Budapeşte görüşmeleri: Barış arayışı mı, stratejik denge arayışı mı?

  • GİRİŞ23.10.2025 09:00
  • GÜNCELLEME24.10.2025 09:53

Budapeşte, son haftalarda küresel diplomasinin odağı haline geldi. Bunun en büyük sebeplerinden birisi Putin ile Trump arasında 16 Ekim 2025 tarihinde gerçekleşen ve yaklaşık iki buçuk saat süren telefon görüşmesi. Bu görüşme yalnızca “içerikli ve dostane” bir temas olarak kalmadı; Budapeşte’de yüz yüze bir zirve kararını da doğurdu. ABD Başkanı Donald Trump ile Rusya Devlet Başkanı Vladimir Putin arasında yapılması planlanan olası görüşme, yalnızca iki liderin teması olarak değil, küresel sistemde değişen güç ilişkilerinin bir yansıması olarak değerlendirilebilir. Bu girişim, Ukrayna’daki savaşın geleceği kadar, Avrupa güvenlik yapısının da yönünü belirleyebilecek potansiyele sahip.

Zirvenin Macaristan’da gerçekleşecek olması, Avrupa’da tarafsız diplomasiye duyulan ihtiyacın yeniden gündeme geldiğini ortaya koyuyor. Ancak bu süreç, henüz başlamadan yoğun bir dezenformasyon ve algı mücadelesinin içine çekildi.

Neden Budapeşte?

Budapeşte tercihi tesadüf değil. Budapeşte’nin seçilmesinin arkasında tarihsel, coğrafi ve diplomatik gerekçeler bulunuyor. Orta Avrupa’nın eşiğinde, AB ve NATO içinde fakat merkez kalıpların dışında daha esnek bir siyasi topografya sunan bir başkent, mekansal pratiklik ile sembolik tarafsızlığı harmanlıyor. Macaristan, Soğuk Savaş döneminden itibaren hem Doğu hem Batı bloklarıyla temas kurabilen nadir Orta Avrupa ülkelerinden birisidir. 1994’te imzalanan Budapeşte Memorandumu, Ukrayna’nın nükleer silahlardan arınması karşılığında güvenlik garantileri almasını öngörmüş; bu belge, Avrupa güvenlik düzeninin sembolik metinlerinden biri hâline gelmişti. Bu nedenle “Budapeşte” ismi, uluslararası toplumun hafızasında zaten “güvenlik” ve “taahhüt” kavramlarıyla yan yana anılıyor.
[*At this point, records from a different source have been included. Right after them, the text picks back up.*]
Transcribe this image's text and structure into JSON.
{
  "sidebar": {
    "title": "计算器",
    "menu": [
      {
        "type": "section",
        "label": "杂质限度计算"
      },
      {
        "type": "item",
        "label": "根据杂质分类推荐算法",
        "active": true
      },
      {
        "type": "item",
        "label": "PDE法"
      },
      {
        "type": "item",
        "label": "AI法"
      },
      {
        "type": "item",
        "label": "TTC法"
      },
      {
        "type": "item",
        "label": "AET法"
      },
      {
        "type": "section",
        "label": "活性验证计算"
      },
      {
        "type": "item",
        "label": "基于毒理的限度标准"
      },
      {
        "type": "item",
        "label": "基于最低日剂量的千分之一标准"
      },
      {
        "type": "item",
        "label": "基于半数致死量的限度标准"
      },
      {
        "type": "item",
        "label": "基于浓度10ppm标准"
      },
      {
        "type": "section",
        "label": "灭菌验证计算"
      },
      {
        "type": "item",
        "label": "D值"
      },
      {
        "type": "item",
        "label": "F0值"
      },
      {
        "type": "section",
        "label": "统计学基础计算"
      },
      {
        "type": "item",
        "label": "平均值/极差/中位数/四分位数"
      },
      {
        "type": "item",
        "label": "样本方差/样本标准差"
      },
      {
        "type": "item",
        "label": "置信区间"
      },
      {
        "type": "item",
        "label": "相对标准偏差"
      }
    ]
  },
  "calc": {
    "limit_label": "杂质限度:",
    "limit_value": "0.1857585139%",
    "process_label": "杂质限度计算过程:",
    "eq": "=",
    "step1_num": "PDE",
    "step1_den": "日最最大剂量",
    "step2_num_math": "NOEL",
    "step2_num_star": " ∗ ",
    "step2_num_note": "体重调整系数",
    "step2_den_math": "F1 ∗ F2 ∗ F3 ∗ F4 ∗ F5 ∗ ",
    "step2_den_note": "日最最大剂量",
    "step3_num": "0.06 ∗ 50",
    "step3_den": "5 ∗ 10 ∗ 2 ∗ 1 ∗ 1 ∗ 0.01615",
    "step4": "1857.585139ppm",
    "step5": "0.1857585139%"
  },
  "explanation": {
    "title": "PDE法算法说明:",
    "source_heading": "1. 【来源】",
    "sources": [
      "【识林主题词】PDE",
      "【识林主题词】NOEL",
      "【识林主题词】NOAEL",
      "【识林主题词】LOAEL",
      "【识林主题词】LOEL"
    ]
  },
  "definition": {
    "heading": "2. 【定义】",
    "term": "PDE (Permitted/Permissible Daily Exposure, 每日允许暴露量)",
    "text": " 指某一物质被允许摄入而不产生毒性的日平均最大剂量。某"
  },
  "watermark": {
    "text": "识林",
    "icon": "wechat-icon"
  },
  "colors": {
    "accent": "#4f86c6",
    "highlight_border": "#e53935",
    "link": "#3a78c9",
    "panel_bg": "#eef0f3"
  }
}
Coğrafi açıdan bakıldığında, Macaristan bugün Avrupa’nın merkezinde, hem NATO hem de AB üyesi olmasına rağmen Batı ittifakının sert çizgisi dışında kalan bir ülke konumunda. Başbakan Viktor Orbán’ın son yıllarda izlediği dış politika ve Kiev–Moskova–Washington ve Pekin arasında kurduğu mekik hat, Budapeşte’ye işlevsel bir arabulucu rolü kazandırıyor. Bu pozisyon, Macaristan’ı hem Washington hem de Moskova için “tarafsız ama ulaşılabilir” bir zemin hâline getiriyor.

Budapeşte’nin tercih edilmesinin bir diğer nedeni de Avrupa’daki siyasi atmosfer. Prag ya da Berlin gibi kentler, NATO ve AB politikalarına sıkı bağlılıkları nedeniyle “güvenli diplomatik alan” olarak görülmezken; Budapeşte, tarafların güvenlik gerekçeleriyle hareket edebileceği bir konum sunuyor.

Ayrıca, Macaristan’ın uzun süredir Ukrayna savaşının ekonomik etkilerinden doğrudan zarar gören ülkelerden biri olması, barış girişimlerine içsel bir motivasyon kazandırıyor. Orbán yönetimi, enerji maliyetlerindeki artış ve tedarik zincirlerindeki kesintiler nedeniyle, savaşın uzamasını bir ulusal güvenlik meselesi olarak değerlendiriyor. Bu da Budapeşte’yi yalnızca coğrafi değil, politik olarak da “barış müzakereleri için uygun zemin” hâline getiriyor. 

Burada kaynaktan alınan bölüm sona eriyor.